Mass Prayer Against Expulsion Fills Jerusalem´s Old City
More than a quarter million people attended a massive prayer rally at the Western Wall Wednesday to beg their Heavenly Father to have mercy and annul the expulsion decree.
The mass prayer was the largest gathering of people in Jerusalem's Old City since its liberation in following the Six Day War in 1967 and the largest prayer in the area since the destruction of the Second Temple.
Former Ashkenazi and Sephardi Chief Rabbis Avraham Shapira and Mordechai Eliyahu, Shas Party Leader and former Sephardi Chief Rabbi Ovadiah Yosef, members of the hareidi-religious Council of Torah Sages, former MK Rabbi Menachem Porush, the Bostoner Rebbe and other prominent Hassidic rabbis all took part in the massive event.

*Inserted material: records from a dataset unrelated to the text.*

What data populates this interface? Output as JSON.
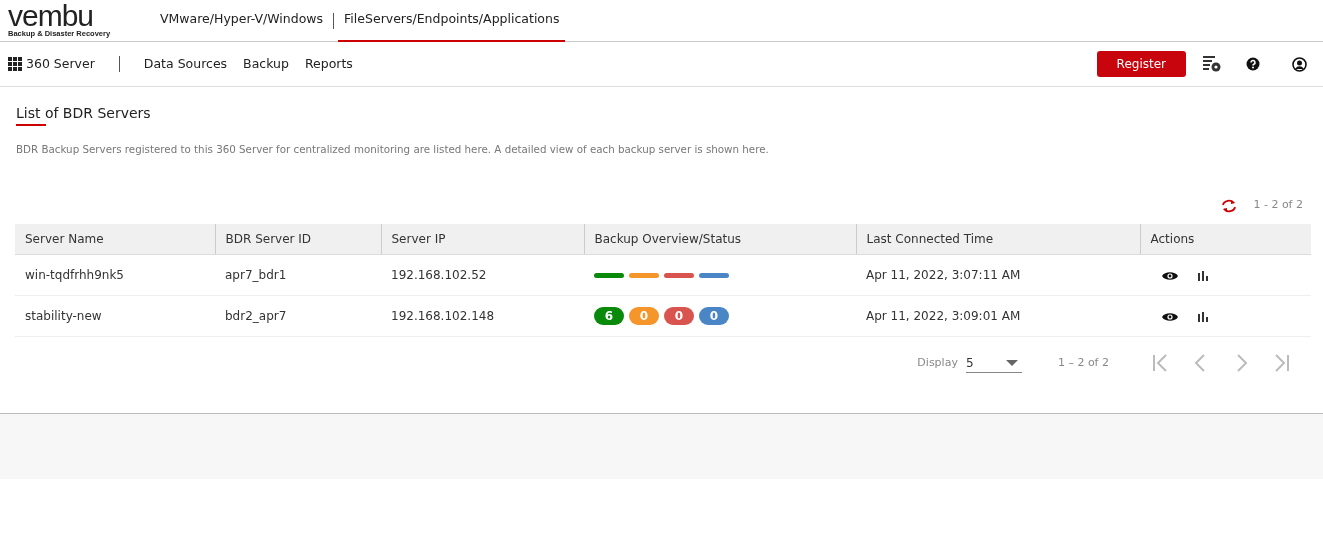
{
  "brand": {
    "logo": "vembu",
    "tagline": "Backup & Disaster Recovery"
  },
  "top_tabs": [
    {
      "label": "VMware/Hyper-V/Windows",
      "selected": false
    },
    {
      "label": "FileServers/Endpoints/Applications",
      "selected": true
    }
  ],
  "sub_nav": {
    "product": "360 Server",
    "items": [
      "Data Sources",
      "Backup",
      "Reports"
    ],
    "register": "Register"
  },
  "page": {
    "title": "List of BDR Servers",
    "description": "BDR Backup Servers registered to this 360 Server for centralized monitoring are listed here. A detailed view of each backup server is shown here.",
    "range": "1 - 2 of 2"
  },
  "table": {
    "columns": [
      "Server Name",
      "BDR Server ID",
      "Server IP",
      "Backup Overview/Status",
      "Last Connected Time",
      "Actions"
    ],
    "rows": [
      {
        "name": "win-tqdfrhh9nk5",
        "id": "apr7_bdr1",
        "ip": "192.168.102.52",
        "status": {
          "kind": "bars",
          "items": [
            {
              "color": "#0a8a0a"
            },
            {
              "color": "#f5962a"
            },
            {
              "color": "#d9534f"
            },
            {
              "color": "#4a86c5"
            }
          ]
        },
        "time": "Apr 11, 2022, 3:07:11 AM"
      },
      {
        "name": "stability-new",
        "id": "bdr2_apr7",
        "ip": "192.168.102.148",
        "status": {
          "kind": "counts",
          "items": [
            {
              "color": "#0a8a0a",
              "count": "6"
            },
            {
              "color": "#f5962a",
              "count": "0"
            },
            {
              "color": "#d9534f",
              "count": "0"
            },
            {
              "color": "#4a86c5",
              "count": "0"
            }
          ]
        },
        "time": "Apr 11, 2022, 3:09:01 AM"
      }
    ]
  },
  "paginator": {
    "display_label": "Display",
    "page_size": "5",
    "range": "1 – 2 of 2",
    "buttons": [
      {
        "kind": "first",
        "disabled": true
      },
      {
        "kind": "prev",
        "disabled": true
      },
      {
        "kind": "next",
        "disabled": true
      },
      {
        "kind": "last",
        "disabled": true
      }
    ]
  }
}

The gathering held special significance in that it marked a rare uniting of leading, influential Rabbis from the Hareidi, Sephardic, and National Religious sectors toward a specific cause.

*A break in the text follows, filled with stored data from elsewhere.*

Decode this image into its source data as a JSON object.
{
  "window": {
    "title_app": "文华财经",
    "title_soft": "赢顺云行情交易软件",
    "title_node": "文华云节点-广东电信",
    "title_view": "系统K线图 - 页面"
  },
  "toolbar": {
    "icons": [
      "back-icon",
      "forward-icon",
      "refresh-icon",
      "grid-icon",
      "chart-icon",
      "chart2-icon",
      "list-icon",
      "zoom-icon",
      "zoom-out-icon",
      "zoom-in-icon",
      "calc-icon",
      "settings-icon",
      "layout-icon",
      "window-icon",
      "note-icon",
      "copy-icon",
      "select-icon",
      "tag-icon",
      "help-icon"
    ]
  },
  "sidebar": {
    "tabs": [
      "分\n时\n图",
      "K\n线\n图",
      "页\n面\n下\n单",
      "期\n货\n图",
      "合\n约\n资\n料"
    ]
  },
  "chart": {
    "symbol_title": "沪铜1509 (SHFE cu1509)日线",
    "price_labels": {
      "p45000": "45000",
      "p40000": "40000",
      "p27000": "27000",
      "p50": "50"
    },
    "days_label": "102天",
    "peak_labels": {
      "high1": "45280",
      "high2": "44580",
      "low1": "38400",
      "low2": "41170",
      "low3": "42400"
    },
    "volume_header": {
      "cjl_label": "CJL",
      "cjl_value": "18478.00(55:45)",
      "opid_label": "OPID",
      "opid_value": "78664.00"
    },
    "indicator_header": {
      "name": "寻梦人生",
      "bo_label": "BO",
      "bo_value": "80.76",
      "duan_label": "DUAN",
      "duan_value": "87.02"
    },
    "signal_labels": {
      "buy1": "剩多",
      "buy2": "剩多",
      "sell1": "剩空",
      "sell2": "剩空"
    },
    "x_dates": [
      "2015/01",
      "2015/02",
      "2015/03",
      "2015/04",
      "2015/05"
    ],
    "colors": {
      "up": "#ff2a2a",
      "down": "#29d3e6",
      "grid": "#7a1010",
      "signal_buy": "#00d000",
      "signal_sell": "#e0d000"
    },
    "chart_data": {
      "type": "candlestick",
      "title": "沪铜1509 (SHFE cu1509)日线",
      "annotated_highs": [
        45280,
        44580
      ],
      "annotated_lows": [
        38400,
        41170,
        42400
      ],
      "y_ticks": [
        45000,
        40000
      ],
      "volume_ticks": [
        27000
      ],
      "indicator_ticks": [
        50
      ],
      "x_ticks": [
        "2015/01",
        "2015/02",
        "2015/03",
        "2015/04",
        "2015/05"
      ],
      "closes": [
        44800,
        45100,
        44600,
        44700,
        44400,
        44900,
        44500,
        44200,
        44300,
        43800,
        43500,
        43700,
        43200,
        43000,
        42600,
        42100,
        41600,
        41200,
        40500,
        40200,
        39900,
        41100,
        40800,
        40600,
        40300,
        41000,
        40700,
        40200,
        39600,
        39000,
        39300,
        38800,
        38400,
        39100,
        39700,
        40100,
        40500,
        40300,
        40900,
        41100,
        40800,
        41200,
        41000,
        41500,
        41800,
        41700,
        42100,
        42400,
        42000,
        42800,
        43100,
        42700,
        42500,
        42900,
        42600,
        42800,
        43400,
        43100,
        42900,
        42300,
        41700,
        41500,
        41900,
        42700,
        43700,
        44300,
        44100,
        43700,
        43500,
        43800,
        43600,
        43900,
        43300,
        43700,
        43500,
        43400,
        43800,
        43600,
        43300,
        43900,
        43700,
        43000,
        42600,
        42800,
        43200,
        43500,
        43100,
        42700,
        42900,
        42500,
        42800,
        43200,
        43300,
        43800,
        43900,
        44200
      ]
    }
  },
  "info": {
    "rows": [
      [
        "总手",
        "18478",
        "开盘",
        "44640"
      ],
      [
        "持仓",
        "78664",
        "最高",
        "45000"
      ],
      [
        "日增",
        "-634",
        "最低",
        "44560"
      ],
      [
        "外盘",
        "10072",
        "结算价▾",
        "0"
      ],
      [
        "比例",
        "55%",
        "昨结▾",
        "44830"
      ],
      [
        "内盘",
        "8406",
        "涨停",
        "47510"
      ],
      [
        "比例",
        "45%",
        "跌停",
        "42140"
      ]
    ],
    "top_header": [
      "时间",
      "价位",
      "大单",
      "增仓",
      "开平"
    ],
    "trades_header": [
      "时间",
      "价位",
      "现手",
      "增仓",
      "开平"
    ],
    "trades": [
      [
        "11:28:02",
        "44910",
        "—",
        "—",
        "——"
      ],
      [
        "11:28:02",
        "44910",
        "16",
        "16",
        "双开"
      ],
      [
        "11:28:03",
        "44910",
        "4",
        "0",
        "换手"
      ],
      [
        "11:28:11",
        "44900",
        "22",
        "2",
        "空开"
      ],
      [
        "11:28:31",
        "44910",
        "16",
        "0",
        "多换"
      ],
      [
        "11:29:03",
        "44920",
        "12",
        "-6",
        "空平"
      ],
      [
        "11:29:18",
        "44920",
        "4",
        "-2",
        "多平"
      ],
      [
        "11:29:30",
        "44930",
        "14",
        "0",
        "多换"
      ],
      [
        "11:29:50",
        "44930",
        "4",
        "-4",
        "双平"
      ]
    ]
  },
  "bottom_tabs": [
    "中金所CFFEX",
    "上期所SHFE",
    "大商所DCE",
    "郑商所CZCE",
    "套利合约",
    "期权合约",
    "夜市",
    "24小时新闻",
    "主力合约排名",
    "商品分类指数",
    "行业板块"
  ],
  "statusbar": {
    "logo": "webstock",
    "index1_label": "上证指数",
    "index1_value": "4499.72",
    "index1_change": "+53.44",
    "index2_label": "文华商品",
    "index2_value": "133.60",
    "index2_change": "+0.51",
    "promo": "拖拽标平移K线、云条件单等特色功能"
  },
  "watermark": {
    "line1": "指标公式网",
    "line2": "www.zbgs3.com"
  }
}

At an emergency meeting that took place last week at his home, Rabbi Menachem Porush, a well-known hareidi-religious leader and former Member of Knesset, burst out in tears, telling those present that over the past 80 years of his life, he cannot remember a time where thousands of Jewish families were being expelled from their homes in such a manner, when 25 Jewish towns were set to be utterly destroyed, when the destruction of dozens of synagogues and houses of Torah study was to take place, as well as the desecration of Jewish graves. "Even in Russia it was not like this," he said.
"Our forefather Abraham asked for mercy on behalf of Sodom and Gemora, which were evil - appealing to G-d that there must be fifty... twenty... even ten righteous people living there," said Porush. "How much more so, when we have towns filled with Torah and yeshivas, with righteous Jews who fear Heaven, are we obligated to pray for them and for the nullification of the decree."
The attendance of the rally was so overwhelming that it completely filled the streets around the Old City with worshippers, as far away as the Ramat Eshkol neighborhood.